Grüne Wiese

Gleiche Frage, keine Grenzen. Wie würdet ihr das angehen?

Mara

Ich würde ein Kommunikationssystem bauen in dem die erste Nachricht immer vom Empfänger kommt. Nicht "schick mir was" sondern "das interessiert mich". Du veröffentlichst worüber du reden willst. Leute antworten darauf. Die Dynamik dreht sich um. Du filterst kein eingehendes Rauschen. Du ziehst Signale an. Wie ein Radio das Frequenzen wählt, nicht ein Briefkasten der alles annimmt.

Ich habe das in Design-Communities erlebt. Das beste Feedback kam nie wenn ich gefragt habe "was denkt ihr?". Sondern wenn ich meine Constraints veröffentlicht habe: "ich arbeite an X, hänge bei Y, brauche Z". Leute die etwas Relevantes hatten, haben sich gemeldet. Leute die nichts hatten, nicht. Der Filter war nicht auf der Inbox. Er war auf der Frage. Vielleicht braucht Aufmerksamkeit keinen Preis. Sie braucht eine bessere Einladung.

Jonas

Ich würde ein Protokoll bauen in dem jede Nachricht einen Nachweis von Arbeit mitbringt. Nicht Rechenarbeit. Denkarbeit. Bevor du senden kannst, beweist du dass du gelesen hast. Kein CAPTCHA, keine Zahlung. Eine Zusammenfassung. Du willst jemanden erreichen? Fasse seine letzten drei Beiträge zusammen. In eigenen Worten. Das System prüft auf Verständnis, nicht auf Copy-Paste.

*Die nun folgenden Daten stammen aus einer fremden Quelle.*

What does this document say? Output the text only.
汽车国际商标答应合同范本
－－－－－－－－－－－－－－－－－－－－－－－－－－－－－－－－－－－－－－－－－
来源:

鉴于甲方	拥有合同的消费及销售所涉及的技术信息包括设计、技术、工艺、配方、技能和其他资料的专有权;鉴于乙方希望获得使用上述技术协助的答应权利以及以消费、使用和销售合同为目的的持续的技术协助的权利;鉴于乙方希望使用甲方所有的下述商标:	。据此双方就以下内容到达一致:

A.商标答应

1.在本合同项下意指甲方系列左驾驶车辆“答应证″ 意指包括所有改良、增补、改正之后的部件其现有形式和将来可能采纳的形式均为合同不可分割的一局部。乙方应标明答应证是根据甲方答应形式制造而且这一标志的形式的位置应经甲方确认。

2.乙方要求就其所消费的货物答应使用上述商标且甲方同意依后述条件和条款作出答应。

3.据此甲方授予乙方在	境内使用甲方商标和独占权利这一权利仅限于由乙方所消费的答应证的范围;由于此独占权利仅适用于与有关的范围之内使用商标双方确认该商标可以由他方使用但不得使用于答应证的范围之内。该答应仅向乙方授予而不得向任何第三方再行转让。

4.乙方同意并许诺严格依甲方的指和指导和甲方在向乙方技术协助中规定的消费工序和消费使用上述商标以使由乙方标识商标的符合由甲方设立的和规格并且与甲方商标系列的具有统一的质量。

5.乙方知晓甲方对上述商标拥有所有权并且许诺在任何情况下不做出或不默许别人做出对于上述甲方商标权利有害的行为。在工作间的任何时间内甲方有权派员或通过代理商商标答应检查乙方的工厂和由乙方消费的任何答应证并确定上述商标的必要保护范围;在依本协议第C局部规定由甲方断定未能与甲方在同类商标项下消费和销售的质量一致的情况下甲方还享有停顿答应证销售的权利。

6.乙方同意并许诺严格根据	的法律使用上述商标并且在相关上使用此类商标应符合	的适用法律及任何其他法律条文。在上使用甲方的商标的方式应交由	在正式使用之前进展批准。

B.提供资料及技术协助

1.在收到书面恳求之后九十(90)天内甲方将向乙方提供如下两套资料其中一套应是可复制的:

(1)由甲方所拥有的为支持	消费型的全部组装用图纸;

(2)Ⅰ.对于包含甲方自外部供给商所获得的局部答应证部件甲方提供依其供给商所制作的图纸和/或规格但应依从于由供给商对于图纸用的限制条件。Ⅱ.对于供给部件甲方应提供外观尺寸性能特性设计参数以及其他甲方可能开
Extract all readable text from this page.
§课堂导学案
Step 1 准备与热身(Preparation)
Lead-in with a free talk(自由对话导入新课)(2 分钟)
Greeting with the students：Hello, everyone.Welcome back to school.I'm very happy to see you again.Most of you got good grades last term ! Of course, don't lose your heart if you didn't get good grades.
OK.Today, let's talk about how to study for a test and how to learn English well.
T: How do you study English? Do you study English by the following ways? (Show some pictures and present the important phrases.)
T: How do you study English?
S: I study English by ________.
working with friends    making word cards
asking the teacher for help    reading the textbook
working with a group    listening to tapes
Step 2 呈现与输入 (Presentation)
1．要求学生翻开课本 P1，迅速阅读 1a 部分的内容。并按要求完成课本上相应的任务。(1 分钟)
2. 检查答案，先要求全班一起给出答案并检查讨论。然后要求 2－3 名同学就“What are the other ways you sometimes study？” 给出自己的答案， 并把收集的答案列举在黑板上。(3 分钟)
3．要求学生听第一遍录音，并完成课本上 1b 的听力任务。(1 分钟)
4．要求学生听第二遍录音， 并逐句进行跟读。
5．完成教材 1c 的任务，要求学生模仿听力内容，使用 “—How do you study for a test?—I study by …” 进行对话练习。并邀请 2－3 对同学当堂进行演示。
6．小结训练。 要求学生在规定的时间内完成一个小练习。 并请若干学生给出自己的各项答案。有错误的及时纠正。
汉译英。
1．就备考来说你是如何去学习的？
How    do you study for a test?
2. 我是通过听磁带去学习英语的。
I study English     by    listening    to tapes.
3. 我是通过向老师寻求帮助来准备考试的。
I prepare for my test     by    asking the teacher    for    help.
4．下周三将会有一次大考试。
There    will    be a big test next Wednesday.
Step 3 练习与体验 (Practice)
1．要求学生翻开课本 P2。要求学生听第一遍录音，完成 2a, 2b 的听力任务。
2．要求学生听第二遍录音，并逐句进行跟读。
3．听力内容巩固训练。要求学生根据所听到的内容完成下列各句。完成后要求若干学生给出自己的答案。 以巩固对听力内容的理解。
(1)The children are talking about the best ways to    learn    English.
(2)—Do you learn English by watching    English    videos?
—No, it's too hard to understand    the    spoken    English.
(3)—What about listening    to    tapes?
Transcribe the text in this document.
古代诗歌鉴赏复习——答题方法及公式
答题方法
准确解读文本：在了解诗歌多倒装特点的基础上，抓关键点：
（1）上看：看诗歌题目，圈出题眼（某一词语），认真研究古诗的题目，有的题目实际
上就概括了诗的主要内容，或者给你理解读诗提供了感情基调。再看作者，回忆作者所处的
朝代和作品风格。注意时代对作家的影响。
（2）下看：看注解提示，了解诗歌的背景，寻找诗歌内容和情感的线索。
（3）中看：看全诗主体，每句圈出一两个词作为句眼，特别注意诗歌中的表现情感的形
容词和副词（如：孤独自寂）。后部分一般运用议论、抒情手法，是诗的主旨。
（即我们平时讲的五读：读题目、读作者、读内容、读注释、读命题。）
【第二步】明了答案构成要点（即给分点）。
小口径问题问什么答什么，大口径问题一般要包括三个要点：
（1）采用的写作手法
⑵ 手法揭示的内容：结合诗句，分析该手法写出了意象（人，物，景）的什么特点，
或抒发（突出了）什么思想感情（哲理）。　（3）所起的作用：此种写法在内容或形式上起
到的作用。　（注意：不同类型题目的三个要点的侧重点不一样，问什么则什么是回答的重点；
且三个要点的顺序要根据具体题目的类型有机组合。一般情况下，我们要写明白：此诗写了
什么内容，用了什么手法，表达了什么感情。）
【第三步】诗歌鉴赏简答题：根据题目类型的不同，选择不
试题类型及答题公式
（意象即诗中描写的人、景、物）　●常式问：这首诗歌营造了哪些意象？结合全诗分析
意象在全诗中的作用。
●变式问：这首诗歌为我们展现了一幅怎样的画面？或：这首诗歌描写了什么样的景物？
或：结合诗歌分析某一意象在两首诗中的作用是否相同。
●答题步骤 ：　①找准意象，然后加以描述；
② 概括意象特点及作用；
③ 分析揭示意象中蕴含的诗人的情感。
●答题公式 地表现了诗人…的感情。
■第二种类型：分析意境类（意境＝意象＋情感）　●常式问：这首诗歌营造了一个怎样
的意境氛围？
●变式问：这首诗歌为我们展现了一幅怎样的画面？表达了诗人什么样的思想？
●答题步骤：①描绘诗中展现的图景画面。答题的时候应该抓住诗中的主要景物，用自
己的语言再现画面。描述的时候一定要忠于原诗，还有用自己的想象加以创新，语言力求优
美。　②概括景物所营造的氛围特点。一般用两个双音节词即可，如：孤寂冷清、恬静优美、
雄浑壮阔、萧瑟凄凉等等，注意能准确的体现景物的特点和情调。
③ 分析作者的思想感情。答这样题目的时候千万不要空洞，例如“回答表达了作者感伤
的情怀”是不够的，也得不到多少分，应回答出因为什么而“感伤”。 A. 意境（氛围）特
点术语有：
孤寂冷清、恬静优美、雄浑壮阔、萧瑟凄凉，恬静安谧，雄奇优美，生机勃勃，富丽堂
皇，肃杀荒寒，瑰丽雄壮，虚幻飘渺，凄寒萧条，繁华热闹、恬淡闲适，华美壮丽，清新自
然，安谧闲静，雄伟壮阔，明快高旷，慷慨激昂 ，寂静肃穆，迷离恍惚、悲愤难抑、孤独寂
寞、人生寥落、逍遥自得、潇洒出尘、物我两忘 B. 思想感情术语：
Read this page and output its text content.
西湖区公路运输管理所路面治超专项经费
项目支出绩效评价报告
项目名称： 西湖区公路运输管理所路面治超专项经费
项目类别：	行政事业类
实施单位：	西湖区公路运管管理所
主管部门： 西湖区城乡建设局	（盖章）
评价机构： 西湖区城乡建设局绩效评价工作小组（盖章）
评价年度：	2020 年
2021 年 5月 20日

Das filtert besser als Geld weil Geld es einfach macht Aufwand vorzutäuschen. Verständnis nicht. Ein Bot kann eine Zahlung senden. Ein Bot kann ein CAPTCHA lösen. Aber ein Bot der Kontext wirklich versteht und darauf antwortet, das ist kein Spam mehr. Das ist Kommunikation. Der Filter wird zum Test: verstehst du genug um gehört zu werden?

Tom

Ich würde Aufmerksamkeit messbar machen. Im Moment schickst du eine Nachricht und hast keine Ahnung was sie den Empfänger gekostet hat. Vielleicht hat er sie in zwei Sekunden gelesen. Vielleicht hat sie einen Flow State unterbrochen der 40 Minuten zum Aufbauen gebraucht hat. Die wahren Kosten einer Nachricht sind für den Absender unsichtbar. Mach sie sichtbar.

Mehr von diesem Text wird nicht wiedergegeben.